ME: Do boxer dogs actually punch?
I: um no that’s not
ME: I bet they use a puppercut
[Busy ER]
Patient: So what happens after this?
Me: [stares into distance] Some think heaven. Some think nothing happens. Possibly even limbo until some higher power decides your fate
Patient: So…I meant what happens now you’ve requested an inpatient bed for me?
Me: Oh. Same.
Interviewer: Please put your kazoo away
Mouth: Uh oh…. it’s that sauce word.
Brain: It’ll be fine, you’ve been practicing.
Me: Will you pass the worth chester’s shire?
Date: I’m sorry… what?
Me: Worse rooster shear?
Brain: WILL SOMEBODY MAKE HIM STOP!!
When you can’t find your friend Neil
Took a poop without my phone. Had no idea what to do with my hands. Did the Macarena. What a day.
It’s interesting growing up and discovering that most adults are not that clever.
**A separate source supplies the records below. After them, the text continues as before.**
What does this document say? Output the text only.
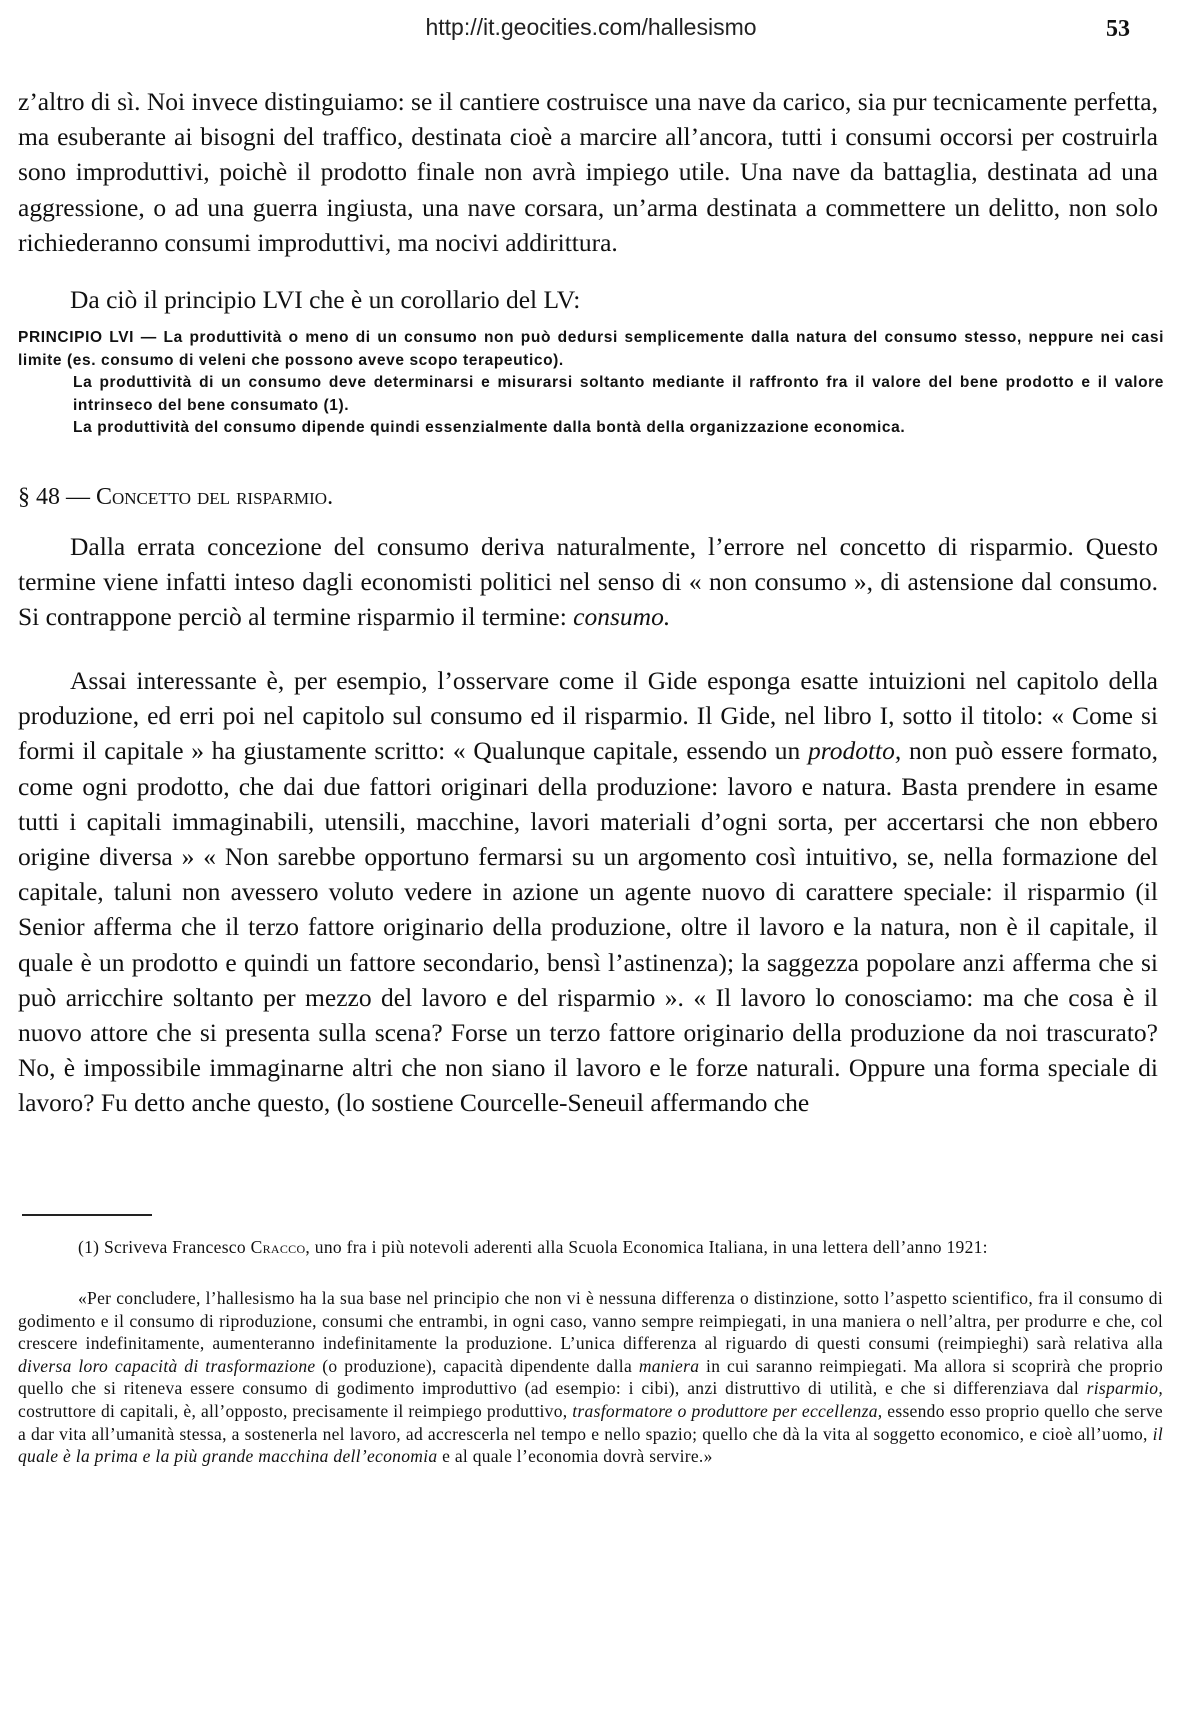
http://it.geocities.com/hallesismo	53

z’altro di sì. Noi invece distinguiamo: se il cantiere costruisce una nave da carico, sia pur tecnicamente perfetta, ma esuberante ai bisogni del traffico, destinata cioè a marcire all’ancora, tutti i consumi occorsi per costruirla sono improduttivi, poichè il prodotto finale non avrà impiego utile. Una nave da battaglia, destinata ad una aggressione, o ad una guerra ingiusta, una nave corsara, un’arma destinata a commettere un delitto, non solo richiederanno consumi improduttivi, ma nocivi addirittura.

Da ciò il principio LVI che è un corollario del LV:

PRINCIPIO LVI — La produttività o meno di un consumo non può dedursi semplicemente dalla natura del consumo stesso, neppure nei casi limite (es. consumo di veleni che possono aveve scopo terapeutico).
La produttività di un consumo deve determinarsi e misurarsi soltanto mediante il raffronto fra il valore del bene prodotto e il valore intrinseco del bene consumato (1).
La produttività del consumo dipende quindi essenzialmente dalla bontà della organizzazione economica.
§ 48 — Concetto del risparmio.

Dalla errata concezione del consumo deriva naturalmente, l’errore nel concetto di risparmio. Questo termine viene infatti inteso dagli economisti politici nel senso di « non consumo », di astensione dal consumo. Si contrappone perciò al termine risparmio il termine: consumo.

Assai interessante è, per esempio, l’osservare come il Gide esponga esatte intuizioni nel capitolo della produzione, ed erri poi nel capitolo sul consumo ed il risparmio. Il Gide, nel libro I, sotto il titolo: « Come si formi il capitale » ha giustamente scritto: « Qualunque capitale, essendo un prodotto, non può essere formato, come ogni prodotto, che dai due fattori originari della produzione: lavoro e natura. Basta prendere in esame tutti i capitali immaginabili, utensili, macchine, lavori materiali d’ogni sorta, per accertarsi che non ebbero origine diversa » « Non sarebbe opportuno fermarsi su un argomento così intuitivo, se, nella formazione del capitale, taluni non avessero voluto vedere in azione un agente nuovo di carattere speciale: il risparmio (il Senior afferma che il terzo fattore originario della produzione, oltre il lavoro e la natura, non è il capitale, il quale è un prodotto e quindi un fattore secondario, bensì l’astinenza); la saggezza popolare anzi afferma che si può arricchire soltanto per mezzo del lavoro e del risparmio ». « Il lavoro lo conosciamo: ma che cosa è il nuovo attore che si presenta sulla scena? Forse un terzo fattore originario della produzione da noi trascurato? No, è impossibile immaginarne altri che non siano il lavoro e le forze naturali. Oppure una forma speciale di lavoro? Fu detto anche questo, (lo sostiene Courcelle-Seneuil affermando che

(1) Scriveva Francesco Cracco, uno fra i più notevoli aderenti alla Scuola Economica Italiana, in una lettera dell’anno 1921:

«Per concludere, l’hallesismo ha la sua base nel principio che non vi è nessuna differenza o distinzione, sotto l’aspetto scientifico, fra il consumo di godimento e il consumo di riproduzione, consumi che entrambi, in ogni caso, vanno sempre reimpiegati, in una maniera o nell’altra, per produrre e che, col crescere indefinitamente, aumenteranno indefinitamente la produzione. L’unica differenza al riguardo di questi consumi (reimpieghi) sarà relativa alla diversa loro capacità di trasformazione (o produzione), capacità dipendente dalla maniera in cui saranno reimpiegati. Ma allora si scoprirà che proprio quello che si riteneva essere consumo di godimento improduttivo (ad esempio: i cibi), anzi distruttivo di utilità, e che si differenziava dal risparmio, costruttore di capitali, è, all’opposto, precisamente il reimpiego produttivo, trasformatore o produttore per eccellenza, essendo esso proprio quello che serve a dar vita all’umanità stessa, a sostenerla nel lavoro, ad accrescerla nel tempo e nello spazio; quello che dà la vita al soggetto economico, e cioè all’uomo, il quale è la prima e la più grande macchina dell’economia e al quale l’economia dovrà servire.»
I had my suspicions as a kid but I didn’t think the situation was this dire.
If I had known “cuties” were little oranges when my wife asked me to “bring a few home,” I could have avoided these awkward introductions.
Me: You know, one nice thing about being snowed in all weekend is we haven’t had to spend any money.
Wife: (clicking add to cart) So nice.
My career goal is to immortalize every travel nightmare on the silver screen
– Tom Hanks, probably
Am I joking? Yes. Absolutely.
Do I also mean it? Yes. Absolutely.
[first day]
Head Chef: Careful, the stove will burn you
Me: I’ll be fine
Stove: Your girlfriend left you for a better looking, funnier version of you
I’m no expert on bangs but I assume they’re not supposed to make you look like you have a raccoon stapled to your forehead
If by “crunches” you mean the sound potato chips make when you chew them, then yes, I do crunches.
[at ER]
ME: my stomach hurts.
DOC: have you been able to eat anything today?
ME: yeah, like 75 pieces of pizza.
Government: You can flee Athens as an exile, or you can die.
Socrates: Oh ok I’ll just die
Government: You can just like… go move somewhere else.
Socrates: Yeah, but packing :-/
Our mailman freaked out when he accidentally saw me naked.
So did all the other people at the post office.
OK, THAT’S IT! [angrily slams newspaper down on table] I am DONE with the Family Circus!
“I’ll vote for a Democrat when hell freezes over.” — Texas Republicans
“Deal.” — Mother Nature
The doctor told me that at some point I’ll have to stop partying and I said I’d cross that bridge and find a new doctor.
Who the hell invented Bull Riding?
“Hey, I’m gonna hop on that 2,000 pound pissed off animal…Time me!!!”
If we could see the world through the eyes of a child, we’d see so many more doorknobs.
Maybe your grandma covered her furniture in plastic because she was a murderer. You don’t know for sure.
I love babies cause they just cry upon waking up and it’s so honest
[first day of quidditch practice]
Remember kids, witches get snitches.
Be a sharp dressed man. Buy a suit made of knives. Scare ur boss into promoting u. Cut everyone’s sandwiches for them in the break room.